Michael: [00:05:33]It’s very easy to stop them. It’s really easy to stop them: Become a state. That’s how you stop them. You can’t stop them by any other means than being equal American citizens. That’s the way to stop them. So you can try to do other things and I’ve tried to do many things. I’ve been arrested. I’ve gone to jail. I’ve gone to trial. So, one strategy is to use direct action, to stand in their way. And sometimes that mitigates things. But the way to really stop them is to take the power away from them. You understand that Article 1 Section 8 of the Constitution says that Congress shall have legislative authority in all cases whatsoever no exceptions all cases whatsoever. So the way to stop them is to become a state. I was arrested with 71 people over the course of a couple weeks. And the day that we have 7,100 people arrested, that’s the day that we will start to become a state. So we need more people to do direct action. We need more people to… instead of 200 people showing up at a rally, we need 20,000 people to show up at a rally. But to do this w e… The Government needs to put money, resources and power behind our office which to date they’ve refused to do.

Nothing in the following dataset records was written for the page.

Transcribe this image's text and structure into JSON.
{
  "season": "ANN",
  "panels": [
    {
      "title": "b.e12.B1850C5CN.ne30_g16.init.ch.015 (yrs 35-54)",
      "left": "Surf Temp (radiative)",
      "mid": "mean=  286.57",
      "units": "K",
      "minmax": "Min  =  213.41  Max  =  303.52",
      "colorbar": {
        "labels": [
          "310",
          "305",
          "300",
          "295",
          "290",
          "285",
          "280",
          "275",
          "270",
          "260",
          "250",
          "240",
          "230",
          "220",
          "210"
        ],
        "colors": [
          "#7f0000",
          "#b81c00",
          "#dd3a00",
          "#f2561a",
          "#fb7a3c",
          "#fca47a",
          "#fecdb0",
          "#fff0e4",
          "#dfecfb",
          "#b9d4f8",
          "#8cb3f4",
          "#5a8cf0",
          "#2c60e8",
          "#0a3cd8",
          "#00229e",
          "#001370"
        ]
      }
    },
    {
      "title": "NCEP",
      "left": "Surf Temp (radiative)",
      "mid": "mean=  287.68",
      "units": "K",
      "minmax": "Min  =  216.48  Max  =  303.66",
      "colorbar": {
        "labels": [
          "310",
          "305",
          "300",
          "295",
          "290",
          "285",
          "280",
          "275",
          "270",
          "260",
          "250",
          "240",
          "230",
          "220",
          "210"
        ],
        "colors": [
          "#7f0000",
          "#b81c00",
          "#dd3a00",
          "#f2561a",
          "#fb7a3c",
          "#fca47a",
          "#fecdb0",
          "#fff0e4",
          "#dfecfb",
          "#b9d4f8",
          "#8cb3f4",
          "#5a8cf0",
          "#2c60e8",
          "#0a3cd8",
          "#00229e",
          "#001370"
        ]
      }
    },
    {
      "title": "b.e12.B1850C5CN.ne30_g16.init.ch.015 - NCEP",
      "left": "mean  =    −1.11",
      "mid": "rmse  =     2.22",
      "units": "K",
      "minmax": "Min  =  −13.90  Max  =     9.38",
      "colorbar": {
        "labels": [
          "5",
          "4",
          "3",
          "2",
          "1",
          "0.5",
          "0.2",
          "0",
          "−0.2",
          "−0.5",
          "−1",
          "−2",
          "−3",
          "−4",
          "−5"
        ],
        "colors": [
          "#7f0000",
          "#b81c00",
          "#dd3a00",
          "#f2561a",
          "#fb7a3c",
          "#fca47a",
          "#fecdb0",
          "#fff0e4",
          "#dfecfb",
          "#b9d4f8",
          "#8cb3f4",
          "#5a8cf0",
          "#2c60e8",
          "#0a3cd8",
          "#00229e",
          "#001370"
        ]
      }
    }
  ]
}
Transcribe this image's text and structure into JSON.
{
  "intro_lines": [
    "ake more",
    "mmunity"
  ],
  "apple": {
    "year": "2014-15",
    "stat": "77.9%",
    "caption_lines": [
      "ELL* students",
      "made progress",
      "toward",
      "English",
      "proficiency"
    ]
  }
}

Maria: [00:07:06]What can you do to make this position carry more weight if you should continue being Shadow Senator? How do you envision raising the profile of it and making people more aware and, you know, maybe getting those big numbers in a rally?

Michael: [00:07:22]Well when I started the position we were our office was behind the recycling people in 441 Fourth Street. Now we’re in the Wilson Building, City Hall. I’ve been all over the country. I’ve been in 14 states, four different countries. I’ve gotten much support. The office… I’ve raised the profile of this office tremendously. Let me tell you, when I started nobody wanted to interview me. Now everybody wants to interview me on this race. You know, I will have stuff coming out in the Washington Post in the near future. And you know, all sorts of things because I have, in fact, raised the profile of the office and I will continue to do that. And the way I’ll do it not only by getting the word out to my radio show through an Internet Web site that I started that reaches out to teachers in every State of the Union. So, I’ve already raised the profile and I will continue to do it. You know, I talked to everybody this morning to talk to me. I go to every event. I conduct myself in a manner that I think is befitting a senator. And I will continue to do those things and I will continue to fight to raise the profile of the office. And I’ve done a good job. I think we’ve you know, we have a much higher profile than we used to have.

Maria: [00:09:01]Okay wonderful. Thank you so much. At this point in time I’d like you to share with us any parting thoughts– or you know, maybe restate why people should vote you in this June 19.

Michael: [00:09:10]Well I think it’s simple that people should vote me in on June 19 because I’ve done a great job. Like I said, we started and we talked about a single vote in the House of Representatives –a single vote. No budget autonomy, no legal autonomy, no representation in the Senate. And now all we talk about is statehood and I’ve been a part of that. I got a referendum. I helped get a referendum on the ballot that was passed by 86 percent of the voters in favor of statehood and one of the reasons it was passed by 86 percent of the voters is that I have had 16 opinion pieces published in The Washington Post on statehood. So I’ve raised awareness across the city on Statehood. When The Democratic Party refused to put statehood in their platform, everybody wrung their hands and they went to the Democratic Party and they tried to get them to put it in and they wouldn’t put it in. And I put up two billboards outside the Presidential nominating convention in Charlotte and guess what? In the very next platform, statehood was reinstated. So I’ve done a really good job and I worked really hard at this. I’ve raised the profile of the office. I’m also responsible for..in part, I don’t take all the credit of course, but I’m responsible in part for bringing us to a point where we’re finally moving all in the same direction for statehood. So I think if you’re interested in D.C. statehood you should be interested. Michael Brown.

Michael: [00:10:53]Thank you so very much for talking to me and best of luck.